My apologies if this has been discussed to death in the past, but what is the current feeling amongst solvers about uniqueness strategies (such as uniqueness rectangles, and BUG)?

I must confess that I do not like these strategies, and in some ways they feel "wrong".

When one is using "standard" strategies, including the various "wings", "chains" and "fishes", then really you are just applying the basic Sudoku rule in more-or-less sophisticated ways. You are presented simply with a grid, and you analyse it until you find the solution array that fits it. If it turns out that there is no solution, or multiple solutions, then you curse the compiler (or perhaps feel superior), but you accept that there are such things as human error and typos.

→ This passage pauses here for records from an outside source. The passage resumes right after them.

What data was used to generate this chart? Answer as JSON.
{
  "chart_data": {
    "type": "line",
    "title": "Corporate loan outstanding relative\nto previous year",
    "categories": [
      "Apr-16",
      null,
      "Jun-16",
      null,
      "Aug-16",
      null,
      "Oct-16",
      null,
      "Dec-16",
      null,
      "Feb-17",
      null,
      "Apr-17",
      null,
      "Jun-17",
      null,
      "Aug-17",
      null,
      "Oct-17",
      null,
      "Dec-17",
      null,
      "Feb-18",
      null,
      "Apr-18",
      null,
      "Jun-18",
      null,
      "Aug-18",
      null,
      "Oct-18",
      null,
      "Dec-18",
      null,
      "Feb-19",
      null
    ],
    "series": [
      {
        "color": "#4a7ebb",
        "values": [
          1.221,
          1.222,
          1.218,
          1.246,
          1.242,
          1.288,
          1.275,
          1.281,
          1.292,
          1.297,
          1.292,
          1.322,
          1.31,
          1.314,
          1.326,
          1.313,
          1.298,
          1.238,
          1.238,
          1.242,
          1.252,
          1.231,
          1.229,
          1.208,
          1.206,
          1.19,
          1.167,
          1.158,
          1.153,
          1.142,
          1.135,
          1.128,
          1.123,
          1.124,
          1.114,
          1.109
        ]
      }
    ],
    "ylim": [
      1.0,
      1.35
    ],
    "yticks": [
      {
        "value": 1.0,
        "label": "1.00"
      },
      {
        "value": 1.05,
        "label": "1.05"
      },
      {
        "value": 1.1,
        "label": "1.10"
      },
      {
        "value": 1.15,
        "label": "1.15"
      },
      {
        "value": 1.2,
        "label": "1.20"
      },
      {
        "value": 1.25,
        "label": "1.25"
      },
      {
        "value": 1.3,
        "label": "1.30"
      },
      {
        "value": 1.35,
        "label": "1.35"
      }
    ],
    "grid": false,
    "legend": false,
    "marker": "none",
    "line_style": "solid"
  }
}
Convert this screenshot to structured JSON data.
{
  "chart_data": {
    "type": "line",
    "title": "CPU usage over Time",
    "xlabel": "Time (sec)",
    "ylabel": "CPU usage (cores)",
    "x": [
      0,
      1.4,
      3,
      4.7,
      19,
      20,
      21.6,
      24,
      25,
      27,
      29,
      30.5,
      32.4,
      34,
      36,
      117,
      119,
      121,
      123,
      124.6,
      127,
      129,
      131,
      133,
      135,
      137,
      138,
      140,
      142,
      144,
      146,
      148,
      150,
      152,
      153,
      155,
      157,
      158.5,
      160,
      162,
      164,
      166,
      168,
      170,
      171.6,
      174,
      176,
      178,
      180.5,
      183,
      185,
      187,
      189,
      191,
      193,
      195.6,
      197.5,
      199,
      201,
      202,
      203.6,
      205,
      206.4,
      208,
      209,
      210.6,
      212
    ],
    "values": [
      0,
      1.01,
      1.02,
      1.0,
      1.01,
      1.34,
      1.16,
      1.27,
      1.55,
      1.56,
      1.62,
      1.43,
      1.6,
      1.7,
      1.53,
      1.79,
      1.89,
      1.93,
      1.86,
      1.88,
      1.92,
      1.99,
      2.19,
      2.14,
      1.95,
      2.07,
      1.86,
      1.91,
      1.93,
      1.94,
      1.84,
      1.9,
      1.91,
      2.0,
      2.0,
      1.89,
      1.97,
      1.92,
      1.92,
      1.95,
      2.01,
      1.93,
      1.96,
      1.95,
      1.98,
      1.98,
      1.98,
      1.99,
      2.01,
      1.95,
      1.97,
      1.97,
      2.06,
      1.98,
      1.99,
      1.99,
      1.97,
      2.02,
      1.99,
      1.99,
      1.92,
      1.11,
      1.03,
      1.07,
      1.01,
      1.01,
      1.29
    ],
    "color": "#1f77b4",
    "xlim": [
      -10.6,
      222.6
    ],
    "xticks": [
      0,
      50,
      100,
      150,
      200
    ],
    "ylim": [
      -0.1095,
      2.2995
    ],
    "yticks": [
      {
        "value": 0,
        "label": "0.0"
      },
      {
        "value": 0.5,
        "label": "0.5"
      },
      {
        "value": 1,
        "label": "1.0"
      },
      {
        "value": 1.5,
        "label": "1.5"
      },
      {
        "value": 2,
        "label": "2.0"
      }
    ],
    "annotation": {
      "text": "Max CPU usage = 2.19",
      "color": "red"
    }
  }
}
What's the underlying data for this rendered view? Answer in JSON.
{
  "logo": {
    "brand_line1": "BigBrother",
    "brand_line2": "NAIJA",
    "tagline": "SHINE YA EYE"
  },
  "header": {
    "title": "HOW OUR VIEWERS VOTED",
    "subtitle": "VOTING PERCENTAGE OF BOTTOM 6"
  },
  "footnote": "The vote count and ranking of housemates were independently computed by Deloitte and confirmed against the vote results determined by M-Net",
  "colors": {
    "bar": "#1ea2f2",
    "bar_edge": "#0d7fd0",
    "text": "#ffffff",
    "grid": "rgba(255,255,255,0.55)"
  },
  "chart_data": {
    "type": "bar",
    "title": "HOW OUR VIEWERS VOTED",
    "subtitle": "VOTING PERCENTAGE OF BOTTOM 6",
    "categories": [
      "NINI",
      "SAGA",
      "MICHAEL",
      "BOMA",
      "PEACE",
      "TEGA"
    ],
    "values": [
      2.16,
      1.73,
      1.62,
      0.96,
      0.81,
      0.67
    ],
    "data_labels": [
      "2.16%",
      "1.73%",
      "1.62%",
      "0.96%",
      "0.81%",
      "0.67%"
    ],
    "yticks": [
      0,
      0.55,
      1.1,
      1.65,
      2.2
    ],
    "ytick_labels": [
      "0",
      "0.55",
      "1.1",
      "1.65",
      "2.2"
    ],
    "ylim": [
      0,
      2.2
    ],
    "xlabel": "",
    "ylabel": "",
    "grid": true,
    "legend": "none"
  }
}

With uniqueness strategies, though, there is another element. You are assuming that the puzzle is correct, in the sense that there is a unique solution, and then using this assumption to eliminate possibilities and so find this solution. You are relying on the infallibility of the puzzle compiler. This is a different kind of logic from the standard strategies - a different level of meta-logic really. For one thing, if the puzzle actually was wrong, then the technique would be invalid and might lead to errors - you might think you had found a solution when you hadn't.

I cannot decide whether I dislike these strategies more or less than using trial-and-error (which is, of course, yet a different form of logic - though perhaps more closely related to the "standard" strategies than the other).